I've had my share of the nice guy phenomenon. I was with a ‘too nice' guy for a year. He was the model boyfriend I always wanted - sweet, caring, generous both materialistically and emotionally. But my mind wandered, thinking that this wasn't ‘exciting enough'- he lacked spontaneity. So I gave my attention to a mysterious traveler I met on my way to Greece. He was dark, brooding, philosophical, and most of all, different, willingly discussing ideologies, poetry, and romanticism. We spent hours talking about fate on the square balcony of an Athens hotel watching the stars, my idea of a perfect romance. I loved him. Or maybe I loved the idea of him, of someone that made me feel like I was capable of an intriguing liaison. I continued to keep in touch with him after the trip, which only served to deepen my fascination. Although I never admitted to myself or to anyone, I was creating an idealistic land of romance for myself, where I would discuss all worldly ideas under the blue sky of Delphi while he would flash me an everlasting smile. Everything was perfect about him because we only presented our best des during our written correspondence. (You can think about the best phrases as long as you want before you actually deliver them) It felt so real that I kept on dreaming naively, convinced it would become reality someday. After all, it was much easier to conjure up romance than to actually live it.

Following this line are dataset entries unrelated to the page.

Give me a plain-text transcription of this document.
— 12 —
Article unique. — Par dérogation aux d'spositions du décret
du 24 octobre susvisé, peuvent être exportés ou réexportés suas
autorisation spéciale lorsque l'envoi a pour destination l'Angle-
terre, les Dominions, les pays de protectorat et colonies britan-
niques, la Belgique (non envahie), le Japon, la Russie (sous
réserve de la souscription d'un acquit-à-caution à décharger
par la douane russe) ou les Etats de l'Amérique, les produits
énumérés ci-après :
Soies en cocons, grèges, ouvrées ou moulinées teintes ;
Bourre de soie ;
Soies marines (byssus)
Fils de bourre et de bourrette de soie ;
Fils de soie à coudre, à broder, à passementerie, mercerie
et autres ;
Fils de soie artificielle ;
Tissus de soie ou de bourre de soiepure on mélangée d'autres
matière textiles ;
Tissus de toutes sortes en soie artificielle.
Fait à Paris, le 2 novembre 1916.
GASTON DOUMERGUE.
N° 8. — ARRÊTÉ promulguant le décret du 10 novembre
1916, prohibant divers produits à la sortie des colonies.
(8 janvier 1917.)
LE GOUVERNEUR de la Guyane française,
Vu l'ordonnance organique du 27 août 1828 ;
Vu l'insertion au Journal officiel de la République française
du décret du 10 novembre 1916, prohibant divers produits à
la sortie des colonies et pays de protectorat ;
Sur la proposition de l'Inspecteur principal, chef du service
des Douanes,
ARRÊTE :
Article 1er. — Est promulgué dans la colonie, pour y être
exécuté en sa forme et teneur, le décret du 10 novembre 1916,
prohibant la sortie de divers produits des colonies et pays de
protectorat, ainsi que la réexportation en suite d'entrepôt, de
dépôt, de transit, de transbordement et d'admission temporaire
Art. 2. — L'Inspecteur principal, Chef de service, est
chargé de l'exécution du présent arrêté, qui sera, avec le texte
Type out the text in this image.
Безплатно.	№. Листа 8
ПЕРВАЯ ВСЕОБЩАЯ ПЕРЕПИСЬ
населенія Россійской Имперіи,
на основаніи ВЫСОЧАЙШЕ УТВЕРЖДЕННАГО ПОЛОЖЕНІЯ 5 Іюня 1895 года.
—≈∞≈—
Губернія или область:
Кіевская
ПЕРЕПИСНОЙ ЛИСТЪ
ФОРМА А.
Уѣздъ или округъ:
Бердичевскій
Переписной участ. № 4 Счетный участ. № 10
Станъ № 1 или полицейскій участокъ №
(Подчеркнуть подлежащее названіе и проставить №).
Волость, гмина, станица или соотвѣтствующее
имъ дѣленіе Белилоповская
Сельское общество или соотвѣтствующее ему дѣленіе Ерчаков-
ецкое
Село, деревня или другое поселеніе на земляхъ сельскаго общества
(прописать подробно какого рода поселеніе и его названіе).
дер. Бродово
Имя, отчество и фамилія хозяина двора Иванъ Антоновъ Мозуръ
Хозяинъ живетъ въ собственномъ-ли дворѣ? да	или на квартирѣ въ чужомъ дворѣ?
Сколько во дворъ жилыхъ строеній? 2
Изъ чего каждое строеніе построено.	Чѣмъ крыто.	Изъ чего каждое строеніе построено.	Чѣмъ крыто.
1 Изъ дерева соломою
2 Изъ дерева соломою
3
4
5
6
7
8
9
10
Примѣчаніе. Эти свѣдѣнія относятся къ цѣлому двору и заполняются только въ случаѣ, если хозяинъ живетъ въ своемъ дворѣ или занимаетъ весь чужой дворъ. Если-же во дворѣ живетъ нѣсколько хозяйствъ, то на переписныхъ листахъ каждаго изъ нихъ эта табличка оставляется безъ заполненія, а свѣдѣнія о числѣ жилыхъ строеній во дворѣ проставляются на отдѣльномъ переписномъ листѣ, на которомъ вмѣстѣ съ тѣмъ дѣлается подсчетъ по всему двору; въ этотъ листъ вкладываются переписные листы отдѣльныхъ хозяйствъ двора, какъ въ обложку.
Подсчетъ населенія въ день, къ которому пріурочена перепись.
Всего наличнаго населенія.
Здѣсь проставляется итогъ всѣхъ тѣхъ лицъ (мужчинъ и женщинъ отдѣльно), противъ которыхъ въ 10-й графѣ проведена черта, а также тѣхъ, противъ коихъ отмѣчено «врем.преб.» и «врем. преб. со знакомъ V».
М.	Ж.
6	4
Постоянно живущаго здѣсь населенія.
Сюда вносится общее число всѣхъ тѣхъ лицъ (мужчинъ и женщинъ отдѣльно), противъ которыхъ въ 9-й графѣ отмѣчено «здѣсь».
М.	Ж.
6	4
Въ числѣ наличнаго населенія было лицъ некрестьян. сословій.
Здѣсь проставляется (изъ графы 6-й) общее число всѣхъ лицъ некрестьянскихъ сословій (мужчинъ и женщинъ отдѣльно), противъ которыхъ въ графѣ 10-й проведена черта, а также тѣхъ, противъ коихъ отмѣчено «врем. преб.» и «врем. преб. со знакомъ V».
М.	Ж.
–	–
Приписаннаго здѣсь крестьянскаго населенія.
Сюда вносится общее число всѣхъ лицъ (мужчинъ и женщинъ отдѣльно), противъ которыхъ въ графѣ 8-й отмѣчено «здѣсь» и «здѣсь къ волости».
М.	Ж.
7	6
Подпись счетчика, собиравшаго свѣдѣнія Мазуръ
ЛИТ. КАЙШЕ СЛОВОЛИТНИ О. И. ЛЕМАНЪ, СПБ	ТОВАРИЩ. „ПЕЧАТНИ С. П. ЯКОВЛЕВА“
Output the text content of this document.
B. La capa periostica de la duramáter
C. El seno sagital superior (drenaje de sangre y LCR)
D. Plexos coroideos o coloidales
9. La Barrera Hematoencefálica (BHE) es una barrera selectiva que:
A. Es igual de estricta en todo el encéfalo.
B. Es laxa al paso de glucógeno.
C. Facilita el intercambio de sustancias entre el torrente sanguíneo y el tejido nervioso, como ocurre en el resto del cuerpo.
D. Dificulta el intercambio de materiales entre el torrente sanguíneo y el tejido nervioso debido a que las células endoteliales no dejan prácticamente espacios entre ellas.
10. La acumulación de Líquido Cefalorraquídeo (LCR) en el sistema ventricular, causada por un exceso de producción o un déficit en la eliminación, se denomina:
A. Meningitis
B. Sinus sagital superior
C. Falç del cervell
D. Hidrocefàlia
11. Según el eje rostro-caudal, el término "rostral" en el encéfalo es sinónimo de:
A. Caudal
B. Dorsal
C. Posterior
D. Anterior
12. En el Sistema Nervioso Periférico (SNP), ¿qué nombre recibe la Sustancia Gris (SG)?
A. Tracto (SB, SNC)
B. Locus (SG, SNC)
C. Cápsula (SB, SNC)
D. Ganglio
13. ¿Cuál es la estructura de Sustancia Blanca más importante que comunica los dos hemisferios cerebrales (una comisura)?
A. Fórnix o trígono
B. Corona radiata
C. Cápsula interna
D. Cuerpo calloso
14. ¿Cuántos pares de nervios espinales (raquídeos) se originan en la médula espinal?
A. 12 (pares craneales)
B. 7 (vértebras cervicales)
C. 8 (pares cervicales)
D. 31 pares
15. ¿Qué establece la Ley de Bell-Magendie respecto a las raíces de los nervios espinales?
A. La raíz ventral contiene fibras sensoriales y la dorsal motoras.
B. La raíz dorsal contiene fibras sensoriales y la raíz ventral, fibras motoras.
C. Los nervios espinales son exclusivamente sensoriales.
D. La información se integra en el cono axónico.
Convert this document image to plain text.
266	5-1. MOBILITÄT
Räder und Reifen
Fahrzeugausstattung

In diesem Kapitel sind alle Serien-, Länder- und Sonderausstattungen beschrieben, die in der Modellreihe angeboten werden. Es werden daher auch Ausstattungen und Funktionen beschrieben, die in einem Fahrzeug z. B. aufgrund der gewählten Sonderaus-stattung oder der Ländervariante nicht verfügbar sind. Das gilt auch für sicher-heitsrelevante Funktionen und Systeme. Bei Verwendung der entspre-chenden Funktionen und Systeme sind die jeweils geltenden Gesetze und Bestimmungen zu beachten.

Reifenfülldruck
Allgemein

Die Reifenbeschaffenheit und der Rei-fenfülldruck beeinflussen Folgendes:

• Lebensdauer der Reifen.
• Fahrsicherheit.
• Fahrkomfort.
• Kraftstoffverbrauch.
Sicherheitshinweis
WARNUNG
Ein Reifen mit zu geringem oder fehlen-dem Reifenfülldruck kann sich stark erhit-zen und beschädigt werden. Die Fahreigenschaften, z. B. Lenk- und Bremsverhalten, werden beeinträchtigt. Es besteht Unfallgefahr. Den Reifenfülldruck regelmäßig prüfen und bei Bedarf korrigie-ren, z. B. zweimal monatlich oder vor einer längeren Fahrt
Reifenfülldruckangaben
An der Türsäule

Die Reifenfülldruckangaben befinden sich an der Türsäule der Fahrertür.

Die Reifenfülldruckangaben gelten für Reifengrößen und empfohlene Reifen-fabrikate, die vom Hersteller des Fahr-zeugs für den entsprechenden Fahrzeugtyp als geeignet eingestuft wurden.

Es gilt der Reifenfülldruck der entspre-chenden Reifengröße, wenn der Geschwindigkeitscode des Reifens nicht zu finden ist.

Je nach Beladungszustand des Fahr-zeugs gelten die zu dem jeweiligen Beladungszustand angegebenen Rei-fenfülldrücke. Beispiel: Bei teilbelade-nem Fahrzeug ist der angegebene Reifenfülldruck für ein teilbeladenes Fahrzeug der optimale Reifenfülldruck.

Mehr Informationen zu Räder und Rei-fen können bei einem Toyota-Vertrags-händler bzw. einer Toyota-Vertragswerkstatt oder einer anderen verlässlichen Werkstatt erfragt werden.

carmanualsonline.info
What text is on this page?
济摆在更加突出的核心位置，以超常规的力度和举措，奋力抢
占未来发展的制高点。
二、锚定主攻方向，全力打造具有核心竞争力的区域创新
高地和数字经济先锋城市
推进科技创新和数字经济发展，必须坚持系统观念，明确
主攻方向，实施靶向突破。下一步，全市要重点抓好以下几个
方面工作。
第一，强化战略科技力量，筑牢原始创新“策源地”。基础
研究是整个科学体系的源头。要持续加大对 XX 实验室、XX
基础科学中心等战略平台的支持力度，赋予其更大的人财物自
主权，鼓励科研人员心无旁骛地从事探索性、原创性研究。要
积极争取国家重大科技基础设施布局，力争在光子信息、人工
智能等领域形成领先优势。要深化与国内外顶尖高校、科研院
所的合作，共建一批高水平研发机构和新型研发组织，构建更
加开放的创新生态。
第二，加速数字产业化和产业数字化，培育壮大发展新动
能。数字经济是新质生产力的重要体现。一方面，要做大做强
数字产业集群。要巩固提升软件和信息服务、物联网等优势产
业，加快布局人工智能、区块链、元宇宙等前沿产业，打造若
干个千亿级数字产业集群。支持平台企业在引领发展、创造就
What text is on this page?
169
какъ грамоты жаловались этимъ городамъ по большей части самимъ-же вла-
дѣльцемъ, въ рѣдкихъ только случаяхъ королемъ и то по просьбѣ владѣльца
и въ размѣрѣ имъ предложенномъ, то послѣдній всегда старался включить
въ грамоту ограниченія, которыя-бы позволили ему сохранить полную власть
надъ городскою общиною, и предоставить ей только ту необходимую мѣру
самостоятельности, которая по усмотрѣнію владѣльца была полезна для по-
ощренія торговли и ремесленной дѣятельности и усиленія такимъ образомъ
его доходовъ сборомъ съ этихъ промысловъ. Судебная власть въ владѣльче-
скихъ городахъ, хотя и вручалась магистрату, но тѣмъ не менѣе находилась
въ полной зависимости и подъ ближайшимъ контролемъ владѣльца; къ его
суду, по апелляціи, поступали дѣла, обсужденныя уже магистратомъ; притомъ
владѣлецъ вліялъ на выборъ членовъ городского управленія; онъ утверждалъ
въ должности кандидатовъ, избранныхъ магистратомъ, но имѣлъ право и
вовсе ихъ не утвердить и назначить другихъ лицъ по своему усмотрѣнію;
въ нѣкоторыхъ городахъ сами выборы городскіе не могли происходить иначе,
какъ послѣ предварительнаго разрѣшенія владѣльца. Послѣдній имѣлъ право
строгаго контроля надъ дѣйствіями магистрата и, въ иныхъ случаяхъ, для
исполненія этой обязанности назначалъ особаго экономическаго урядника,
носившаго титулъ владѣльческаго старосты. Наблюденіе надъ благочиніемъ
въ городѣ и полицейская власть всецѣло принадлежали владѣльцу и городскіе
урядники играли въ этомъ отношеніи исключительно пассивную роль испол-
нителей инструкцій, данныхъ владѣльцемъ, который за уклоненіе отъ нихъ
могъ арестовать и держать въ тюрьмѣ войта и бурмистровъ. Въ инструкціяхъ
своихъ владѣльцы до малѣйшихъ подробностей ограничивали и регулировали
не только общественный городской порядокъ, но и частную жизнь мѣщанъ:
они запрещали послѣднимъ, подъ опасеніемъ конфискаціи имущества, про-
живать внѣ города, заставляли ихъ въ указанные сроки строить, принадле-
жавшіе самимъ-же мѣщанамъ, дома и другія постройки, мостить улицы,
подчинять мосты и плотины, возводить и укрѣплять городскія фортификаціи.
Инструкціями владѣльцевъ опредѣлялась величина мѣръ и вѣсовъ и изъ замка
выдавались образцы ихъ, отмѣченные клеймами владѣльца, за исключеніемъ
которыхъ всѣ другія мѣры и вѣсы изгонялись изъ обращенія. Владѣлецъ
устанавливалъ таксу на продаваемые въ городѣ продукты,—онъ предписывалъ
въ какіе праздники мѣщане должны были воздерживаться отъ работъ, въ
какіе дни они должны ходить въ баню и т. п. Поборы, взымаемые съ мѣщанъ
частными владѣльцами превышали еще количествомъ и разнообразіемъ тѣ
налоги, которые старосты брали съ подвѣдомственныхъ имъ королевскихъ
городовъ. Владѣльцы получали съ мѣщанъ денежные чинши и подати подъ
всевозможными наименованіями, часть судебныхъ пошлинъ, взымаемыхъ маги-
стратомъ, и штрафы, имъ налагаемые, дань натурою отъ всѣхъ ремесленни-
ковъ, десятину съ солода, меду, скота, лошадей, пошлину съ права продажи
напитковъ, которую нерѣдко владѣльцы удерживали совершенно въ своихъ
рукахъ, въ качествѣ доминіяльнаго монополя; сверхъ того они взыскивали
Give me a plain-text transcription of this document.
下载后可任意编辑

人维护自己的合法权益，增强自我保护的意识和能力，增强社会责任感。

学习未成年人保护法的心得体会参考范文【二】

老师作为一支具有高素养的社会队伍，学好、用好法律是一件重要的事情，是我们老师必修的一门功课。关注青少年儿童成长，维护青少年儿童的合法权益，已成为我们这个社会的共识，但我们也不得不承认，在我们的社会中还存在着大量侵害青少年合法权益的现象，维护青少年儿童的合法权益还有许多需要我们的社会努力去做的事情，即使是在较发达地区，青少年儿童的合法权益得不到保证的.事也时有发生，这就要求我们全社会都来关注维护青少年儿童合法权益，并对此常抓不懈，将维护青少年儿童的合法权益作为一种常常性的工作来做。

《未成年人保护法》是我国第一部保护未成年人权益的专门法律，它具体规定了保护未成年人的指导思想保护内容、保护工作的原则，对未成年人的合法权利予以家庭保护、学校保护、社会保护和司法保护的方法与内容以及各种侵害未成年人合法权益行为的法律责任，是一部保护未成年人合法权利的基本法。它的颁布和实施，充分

The trouble is that a relationship is a constant work-in-process between people who are in the nearest proximity to each other. The trouble is that a relationship occurs between two people with abundant flaws, habits and secrets. The trouble is, life doesn't stall and wait for us to finish dreaming and start living again. There is no director to yell ‘cut!' if a situation goes bad or a makeup artist to fix your hair if your hair shows slight signs of frizz. The thing is, guys really aren't as suave, as interesting, or even as clean as we think they are. And because hormones create a volatile temperament in us teenagers, we react with utter disapproval and shock when we are met with the realization that romance really isn't all that simple, or, dare I say, perfect. Then most of us choose to ignore the fact that we drag the baggage of our unreal expectations and we too wake up with bad breath cranky personality.
I still keep in touch with the elusive traveler. He gave me a call last night and we had a nice chat. It was that conversation which inspired me to think about romance and its perils in general. I'm not going to deny that he still holds a special place in my heart and my girlish notion of romance still makes me smile when I think about him and the amount of words we exchanged. But it is a smile that acknowledges that he is a past. And it is a smile that reminds me that my life isn't a result of a cut-and-paste product; it is a live, improvised and faulty process that I'm still waiting to be sponsored for.